Manny Pacquiao vs. Floyd Mayweather: Drug-Testing Fiasco Part 2

Gee TagCorrespondent IAugust 3, 2011

VANCOUVER, BC - FEBRUARY 09:  A lab technician performs a blood test during a tour of the IOC Anti-Doping Laboratory at the Richmond Olympic Oval on February 9, 2010 in Vancouver, Canada.  (Photo by Alex Livesey/Getty Images)
Alex Livesey/Getty Images

To see Part 1 of this series, click here.

With the announcement that the AIBA is entering into the world of professional boxing, the possibility of Mayweather and Pacquiao using this association as a testing agency seems like a more definitive solution to Bob Arum's request to find a "neutral" agency to conduct the Olympic-style drug testing. 

It also adheres to exactly what Team Mayweather has asked Pacquiao to do—take random Olympic-style blood and urine drug tests (which, like USADA, is governed by the World Anti Doping Association).

It can now be argued that the AIBA has the upper hand against the USADA (if—and only if—Team Pacquiao requests to utilize them).   If Team Mayweather believes Pacquiao still does not want to "take the test", then they should call his bluff and request the use of the AIBA.

Here are the reasons why.


The USADA obviously has experience in dealing with boxers (Mayweather, Mosley and soon VIctor Ortiz). They also likely have dealt with amateur boxers in past/current U.S. Olympic teams. 

However, the number of boxers the AIBA have tested under WADA regulations trumps the amount of boxers the USADA have tested. 

In this category of "boxing drug testing," the USADA is like Wal-Mart selling Levi's jeans. AIBA is the Levi's jeans store. 

Don't get me wrong—they're both Levi's jeans at the end of the day.

However, you can't argue the fact that AIBA has more experience in drug testing boxers than USADA. 

I received comments and emails from readers after Part 1 of this article downplaying the AIBA because of its affiliation with "amateurs." 

My argument back then was that it was of no significance, due to the fact that the AIBA would be conducting WADA style Olympic testing (and testing only) and not commissioning any boxing type rules/regulations. 

Now, with the announcement of AIBA entering into professional boxing, these critics will hopefully be silenced.

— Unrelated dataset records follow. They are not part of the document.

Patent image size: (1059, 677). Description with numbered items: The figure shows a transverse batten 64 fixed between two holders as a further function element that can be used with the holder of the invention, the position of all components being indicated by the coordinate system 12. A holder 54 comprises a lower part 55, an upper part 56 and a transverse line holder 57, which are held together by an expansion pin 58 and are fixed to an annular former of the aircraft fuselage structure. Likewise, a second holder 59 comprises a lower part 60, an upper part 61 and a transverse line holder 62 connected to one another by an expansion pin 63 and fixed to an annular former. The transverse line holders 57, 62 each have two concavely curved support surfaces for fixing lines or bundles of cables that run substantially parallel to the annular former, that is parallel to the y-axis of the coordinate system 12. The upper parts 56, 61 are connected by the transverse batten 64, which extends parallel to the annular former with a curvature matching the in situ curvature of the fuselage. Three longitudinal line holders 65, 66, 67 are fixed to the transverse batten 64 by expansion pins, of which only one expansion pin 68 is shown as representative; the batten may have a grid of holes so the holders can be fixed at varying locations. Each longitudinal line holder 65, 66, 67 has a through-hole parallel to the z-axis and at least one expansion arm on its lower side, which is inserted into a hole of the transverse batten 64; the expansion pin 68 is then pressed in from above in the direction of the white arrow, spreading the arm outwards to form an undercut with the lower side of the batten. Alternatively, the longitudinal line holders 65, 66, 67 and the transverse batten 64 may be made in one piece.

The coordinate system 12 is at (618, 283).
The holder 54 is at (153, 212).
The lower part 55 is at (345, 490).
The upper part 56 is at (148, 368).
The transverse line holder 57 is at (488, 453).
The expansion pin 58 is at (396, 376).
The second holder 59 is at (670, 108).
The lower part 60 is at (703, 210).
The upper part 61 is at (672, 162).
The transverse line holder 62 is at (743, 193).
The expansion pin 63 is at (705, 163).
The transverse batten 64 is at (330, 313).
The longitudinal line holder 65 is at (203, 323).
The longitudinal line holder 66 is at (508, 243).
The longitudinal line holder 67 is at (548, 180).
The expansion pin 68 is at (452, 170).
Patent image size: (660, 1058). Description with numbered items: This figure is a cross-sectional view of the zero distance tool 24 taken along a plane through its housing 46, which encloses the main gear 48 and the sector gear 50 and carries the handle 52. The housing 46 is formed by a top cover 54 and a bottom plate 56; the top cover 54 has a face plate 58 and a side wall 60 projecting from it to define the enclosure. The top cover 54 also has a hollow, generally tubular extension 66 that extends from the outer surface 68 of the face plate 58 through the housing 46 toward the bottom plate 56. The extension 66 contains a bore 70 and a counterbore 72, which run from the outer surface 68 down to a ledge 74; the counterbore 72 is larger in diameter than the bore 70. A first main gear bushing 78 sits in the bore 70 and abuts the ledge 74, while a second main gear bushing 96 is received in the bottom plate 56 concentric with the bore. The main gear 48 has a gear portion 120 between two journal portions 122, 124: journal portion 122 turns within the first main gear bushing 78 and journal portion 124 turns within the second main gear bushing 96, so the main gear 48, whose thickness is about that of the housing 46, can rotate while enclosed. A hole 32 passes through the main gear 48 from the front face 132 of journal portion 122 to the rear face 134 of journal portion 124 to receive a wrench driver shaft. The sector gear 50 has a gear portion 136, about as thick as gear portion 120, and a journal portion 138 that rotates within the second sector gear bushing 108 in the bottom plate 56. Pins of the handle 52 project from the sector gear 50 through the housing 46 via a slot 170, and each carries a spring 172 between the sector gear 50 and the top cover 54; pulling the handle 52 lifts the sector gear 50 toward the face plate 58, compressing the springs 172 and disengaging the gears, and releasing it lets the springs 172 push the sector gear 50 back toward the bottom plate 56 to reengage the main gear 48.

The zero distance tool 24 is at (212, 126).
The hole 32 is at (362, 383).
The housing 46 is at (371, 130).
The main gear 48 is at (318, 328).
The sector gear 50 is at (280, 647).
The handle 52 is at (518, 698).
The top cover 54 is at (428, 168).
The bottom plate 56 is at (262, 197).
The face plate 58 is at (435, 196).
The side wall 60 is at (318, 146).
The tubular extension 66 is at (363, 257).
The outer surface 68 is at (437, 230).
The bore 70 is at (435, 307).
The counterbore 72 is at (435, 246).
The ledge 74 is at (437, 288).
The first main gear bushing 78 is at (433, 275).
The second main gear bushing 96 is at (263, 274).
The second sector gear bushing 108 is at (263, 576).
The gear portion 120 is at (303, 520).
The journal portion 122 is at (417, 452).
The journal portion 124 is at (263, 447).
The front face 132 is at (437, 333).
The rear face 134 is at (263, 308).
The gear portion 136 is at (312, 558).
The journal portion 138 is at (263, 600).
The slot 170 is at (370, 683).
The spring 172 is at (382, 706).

Richard Schaeffer was recently quoted as saying that drug testing is not cheap

He is obviously referring to what Goldenboy had to pay for the Mayweather-Mosley testing and the upcoming Mayweather-Ortiz testing. 

The AIBA, which is not a well-known organization in the U.S., would likely (I'm speculating here) come at a much more affordable price than what the USADA charges. 

What happens in our business world when domestic production becomes too pricey?  They outsource to foreign companies for a cheaper price! 

This isn't a telecommunications company outsourcing their call centers to India, though.  This would be two boxers submitting to World Anti Doping Association regulations conducted by an internationally recognized organization (AIBA).

I don't see why Team Pacquiao (or Team Mayweather) can't put this offer on the table when and if the next negotiations for the mega-fight begin. 

I also don't see why either team could reject this solution.  Both sides would be getting exactly what they wanted. 

I have been one to not place the blame on any side from the very beginning.  However, like many others, I am getting a bit tired of all the posturing and shenanigans from both sides. 

This is the best solution to the drug testing fiasco—and Bob, Al, Leonard, Richard, Floyd, Manny, if you're reading this—please consider.